Last week, Labour accused the prime minister of having “failed to get a grip” on the issue as the milestone of 20,000 crossings in 2023 to date was reached.

But Rishi Sunak continued to defend his “stop the boats” plan and insisted the government is making progress and its efforts are “working”.

Among dissatisfied Labour supporters surveyed in the British Future research, fewer people (46 per cent) pointed to stopping Channel crossings as a main reason, while a similar proportion felt the current political approach is “creating a negative or fearful environment for migrants who live in Britain”, and that the government is “not treating asylum seekers well”.

Only 4 per cent of dissatisfied Tory supporters chose “not treating asylum seekers well” as a reason.

The survey of 3,000 adults online in July and August suggested that 48 per cent of the public now supports reducing immigration – an increase from 42 per cent last year.

There are more divisions along party lines on this issue, with more than two-thirds of Conservative supporters (67 per cent) now favouring reducing migration, while just over a third (38 per cent) of Labour supporters favour reductions.

More than half (56 per cent) of Labour supporters said immigration numbers should either rise or stay the same.

More people (43 per cent) think immigration has had a positive impact on Britain than the 37 per cent who feel its effect has been negative, the research showed.

But negativity has increased by eight percentage points from 29 per cent since 2022, those behind the survey added.

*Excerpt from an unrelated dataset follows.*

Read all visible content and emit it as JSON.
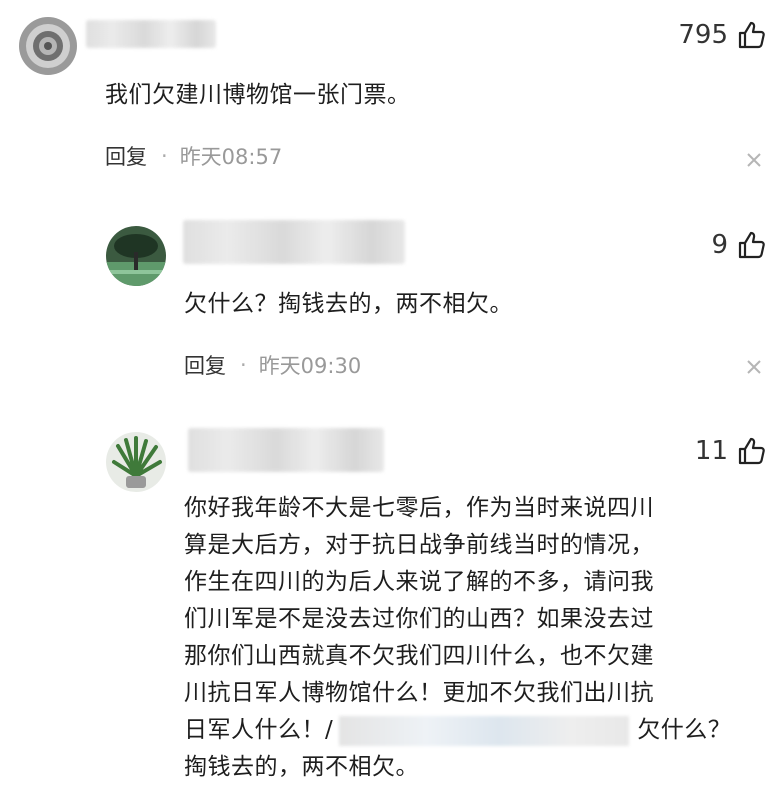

Sunder Katwala, director of British Future, said: “The government’s approach to immigration, particularly asylum and small boats, is disappointing everyone – but for different reasons.

“Liberals think it is inhumane, while hardliners think it isn’t achieving what has been promised. What they all have in common is the feeling that the government isn’t doing a good job.

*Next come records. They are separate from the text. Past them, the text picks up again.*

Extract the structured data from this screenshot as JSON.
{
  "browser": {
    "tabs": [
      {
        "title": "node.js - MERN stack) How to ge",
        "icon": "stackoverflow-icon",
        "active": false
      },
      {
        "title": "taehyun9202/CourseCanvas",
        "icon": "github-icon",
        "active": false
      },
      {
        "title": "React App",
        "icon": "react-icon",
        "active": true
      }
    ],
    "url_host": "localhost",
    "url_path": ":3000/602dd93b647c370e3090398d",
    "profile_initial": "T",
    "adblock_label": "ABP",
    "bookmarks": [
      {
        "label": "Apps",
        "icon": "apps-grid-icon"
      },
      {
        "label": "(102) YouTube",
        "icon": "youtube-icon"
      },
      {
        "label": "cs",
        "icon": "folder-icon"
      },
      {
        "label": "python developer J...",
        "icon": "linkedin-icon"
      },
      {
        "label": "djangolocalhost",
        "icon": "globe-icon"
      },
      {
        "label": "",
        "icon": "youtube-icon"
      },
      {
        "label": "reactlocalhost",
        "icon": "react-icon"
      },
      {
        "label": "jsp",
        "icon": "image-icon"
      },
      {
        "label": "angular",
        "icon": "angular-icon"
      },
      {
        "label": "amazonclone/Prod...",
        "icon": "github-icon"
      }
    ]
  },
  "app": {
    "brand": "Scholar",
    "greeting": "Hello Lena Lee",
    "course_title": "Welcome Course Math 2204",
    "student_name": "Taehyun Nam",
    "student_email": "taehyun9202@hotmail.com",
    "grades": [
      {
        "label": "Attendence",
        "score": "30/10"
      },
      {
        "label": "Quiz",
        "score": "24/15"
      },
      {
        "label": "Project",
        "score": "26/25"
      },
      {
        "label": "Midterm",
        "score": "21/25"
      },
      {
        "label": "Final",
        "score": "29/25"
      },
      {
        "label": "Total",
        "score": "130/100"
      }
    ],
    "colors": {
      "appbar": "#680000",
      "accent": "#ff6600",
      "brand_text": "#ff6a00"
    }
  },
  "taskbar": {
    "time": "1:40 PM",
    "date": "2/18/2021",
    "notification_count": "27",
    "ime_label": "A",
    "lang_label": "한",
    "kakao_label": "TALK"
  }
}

“Attitudes to immigration are nuanced but the sharp divide along party political lines means we should expect a noisier, more heated immigration debate as Britain heads towards a general election.

“But politicians won’t rebuild public trust by raising the volume of the debate – that will take workable solutions, particularly on asylum, that balance control and compassion.”

Gideon Skinner, head of political research at Ipsos, said: “There is no simple answer to meeting voters’ demands on this issue, as views are split and often nuanced.

“For example, Britons also continue to support migration for specific sectors of work (especially health and social care), while control over who comes in is often as if not more important as the total numbers.

“But with an election on the horizon and attention on the issue of immigration and asylum unlikely to go away, there isn’t much trust in either of the main parties to get the balance right.”